L’esprit universel est imbécile. Il change de sujet toutes les cinq minutes, si ce n’est plus souvent, il a un avis sur tout, mais il est incapable d’avoir la moindre idée générale, de former le moindre concept de ce qui lui arrive, il est traversé par des événements et des phénomènes auxquels il ne comprend rien ; il traite des données, résout des problèmes, mais n’en a aucune intelligence. Rien n’est problématique pour lui, rien ne doit pouvoir entraver son fonctionnement, rien ne saurait être aporétique — l’aporie signifiant la fin de la logorrhée de sa langue universelle. L’esprit universel se dissout dans le bavardage intégral. On parle de tout (il faut briser tous les tabous), mais on ne retient rien, pas la moindre leçon, à cause de cette dimension morale et insupportable que les leçons revêtent : Je ne veux pas devenir meilleur, dit l’esprit universel, je veux aller bien. L’esprit universel passe son temps à s’ausculter, il commence ses phrases les plus sincères par « Ma psy m’a dit… », et se dissout dans une infinité de particularités. La claire transparence des messages qu’il communique cache mal les taches opaques de ses mensonges, de ses renoncements. Tous les moyens sont bons, même les plus artificiels, pour que l’esprit universel ait bonne conscience. Sauf que l’esprit universel n’a pas d’esprit. C’est une machine automate.
Trop de pluie
de gris d’ennui
d’un geste léger
je censure l’univers.

9.1.21

Ce matin, tartinant ma biscotte, je tente d’atteindre à l’indifférence suprême. La distance sans bouger. Rien ne me touche de ce que je lis que pensent mes contemporains. (Un peuple d’analphabètes s’exprimerait-il autrement ?) Je ne tourne pas la tête en arrière, mais je sais que, dans mon dos, là-bas derrière la barrière des collines, la grande torche de pétrole brûle encore. Ce monde cessera-t-il un jour de cultiver la mort et la bêtise ? J’avale une autre gorgée de mon inutile potion (thé, jus de citron et miel), cette nuit non plus, je n’ai presque pas dormi. Quand je me suis éveillé tout à l’heure, mes vêtements étaient trempés, les draps aussi. Et si la bêtise et la mort étaient consubstantielles au monde, son essence, moins au sens ontologique qu’au sens pétrochimique, me suis-je demandé.
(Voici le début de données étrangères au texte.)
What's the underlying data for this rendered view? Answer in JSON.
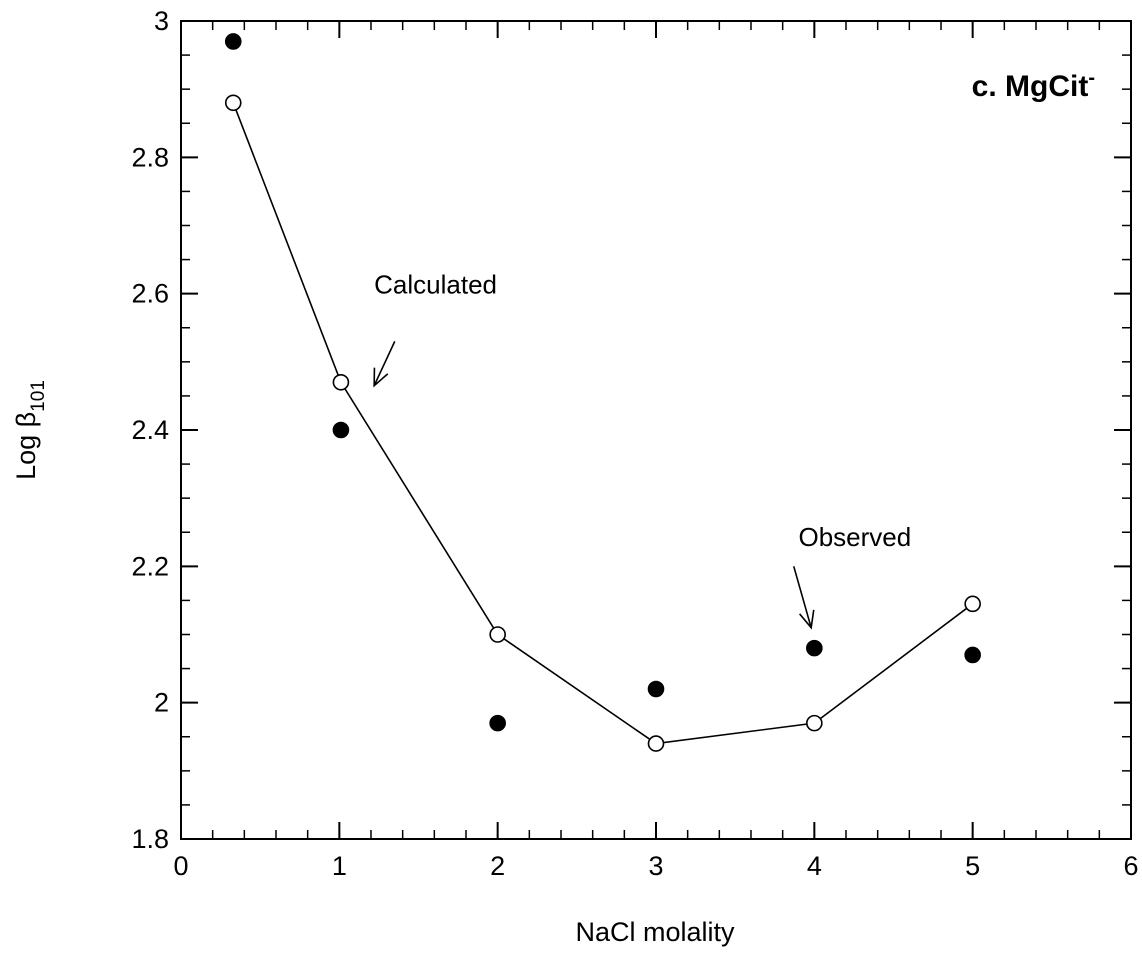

Et si c’était cela, le monde : la bêtise et la mort. Je n’aime pas cette hypothèse triste, mais je la fais quand même, parce que c’est la meilleure hypothèse à faire. Finalement, je me tourne. Par la baie vitrée, je contemple le spectacle de ce feu chimique, fumée noire qui monte au ciel et file à l’horizon, flamme jaune orangée, menaçante comme pourrait l’être une porte de l’enfer. Soleil bas sous un ciel gris et opaque. Eschatologie furtive. — Comme nous sommes inaptes au silence, apprenons au moins à haïr le bruit.

8.1.21

Sur le toit
en face
un oiseau de mer
dévore à coups de bec
un oiseau de terre
secs et méticuleux
il tire ses entrailles
qui cèdent avalées
et le cadavre virevolte
encore
plus fragile qu’autrefois
à côté
une autre bête marine
plus petite
semble attendre
la fin de l’œuvre vorace
un reste de carcasse
ainsi passe et se transmet
la vie.
(Pour une éventuelle récriture de possibles carnets d’un hiver.) Quasi pas fermé l’œil de la nuit. Envie de dormir mille ans ou douze heures, je ne sais pas, peut-être est-ce la même durée. La bouche ouverte, je ressemble à un poisson qui étouffe hors de l’eau. Et cet air stupide, abruti, n’est-il pas encore celui qui me va le mieux ?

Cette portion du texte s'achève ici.